WASHINGTON—The economy tanked in the second quarter of 2020, from April through June, government data shows, as U.S. gross domestic product—the sum total of all goods and services—declined by 32.9% at an annual rate.
And it could have been worse, even the Commerce Department’s Bureau of Economic Analysis, which released those numbers, says. Federal checks to workers, both the $1,200 check when the crash began, and $600 weekly jobless aid on top of state unemployment benefits, propped the economy up, BEA said.
The even worse case scenario is likely to materialize in the weeks ahead if the Heroes Act which Trump and the Republicans are blocking, does not become law.
For historical comparison on how bad things are, BEA’s statistics add that in the worst year of the Great Depression, 1932, the economy shrank by 12.9%.
The day before BEA’s release, the AFL-CIO used the gloomy outlook to once again lobby for the House-passed Heroes Act (HR6800). It would extend the federal $600 weekly jobless aid checks, now sent to at least 30 million unemployed workers through January 31. They’re scheduled to end July 31.
But Senate Majority Leader Mitch McConnell, R-Ky., wants to cut those weekly checks by two-thirds.
“After months of sitting on his hands, McConnell has finally released a proposal for COVID-19 relief. The package is called the Heals Act, but unfortunately, this poorly named bill will heal nothing and will only hurt working people and our families,” federation President Richard Trumka said.
McConnell’s “relief package…is $2 trillion short and 73 days late. The bill drastically reduces the $600 in weekly unemployment benefits that thousands of America’s families are relying on right now.” The federation provided a toll-free number to call senators: 866-832-1560.
“And during a time when millions of working people are without a job, health care or retirement security, the package also includes a bill from” Utah Republican “Sen. Mitt Romney that fast-tracks Social Security and Medicare cuts,” Trumka warned.

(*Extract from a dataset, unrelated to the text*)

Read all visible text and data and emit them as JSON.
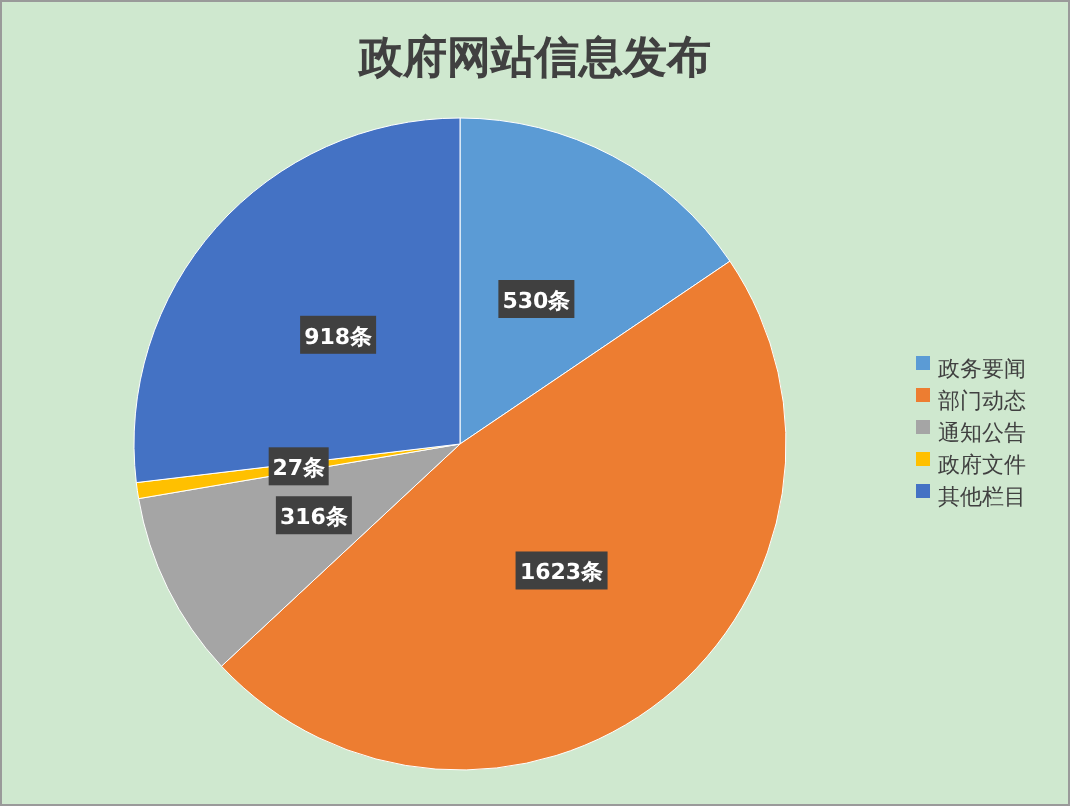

The 2020 BEA statistics reflect the mass closures needed to combat “community spread” of the coronavirus—closures also reflected in continual increases in jobless claims from unemployed workers.
The Bureau of Labor Statistics provides those numbers, and it reported that in the week ending July 25, 1,205,871 people applied for regular state-provided jobless benefits and another 829,697 sought federal-only $600 weekly unemployment aid. Since the pandemic-caused crash began on March 13, an official total of 30,202,498 workers have sought jobless benefits, combining both types, BLS added.
Add in jobless people who can’t claim benefits, have had them denied, who are still waiting for their first checks due to creaky state jobless systems, plus the seven million unemployed before the coronavirus crash began, and the total rises above 52 million.
The $600 checks are especially vital to “gig economy” workers, farmworkers, home health care workers, so-called “independent contractors,” and other workers the regular state-run jobless benefits system doesn’t cover.
They also lessened the impact of the April-June crash, BEA’s statement said. It explained that a key part of the economy, personal income, rose, on an annual basis, only because of “government transfer receipts”—i.e., the initial $1,200 checks after the crash began and the $600 weekly benefits since then—which “more than accounted for” declines due to lost jobs.
But the future of those checks is up to Congress, and the Senate’s ruling Republicans, particularly McConnell. He’d slash the weekly checks to $200. And half of the Senate GOP wants to give workers nothing at all, Sen. Lindsey Graham, R-S.C., said on TV talk shows on July 26.
“GDP collapsed faster in the second quarter of 2020 than it has in any other recorded quarter of U.S. history. Congress needs to restore the extra $600 in unemployment insurance and provide large-scale, flexible aid to state and local governments,” the Economic Policy Institute tweeted.
“We are in a historic economic crisis with no end in sight—now is not the time to slash additional unemployment benefits by $400 a week. I won’t stop fighting for $2,000 monthly payments and extending unemployment benefits,” Sen. Kamala Harris, D-Calif., tweeted in reply.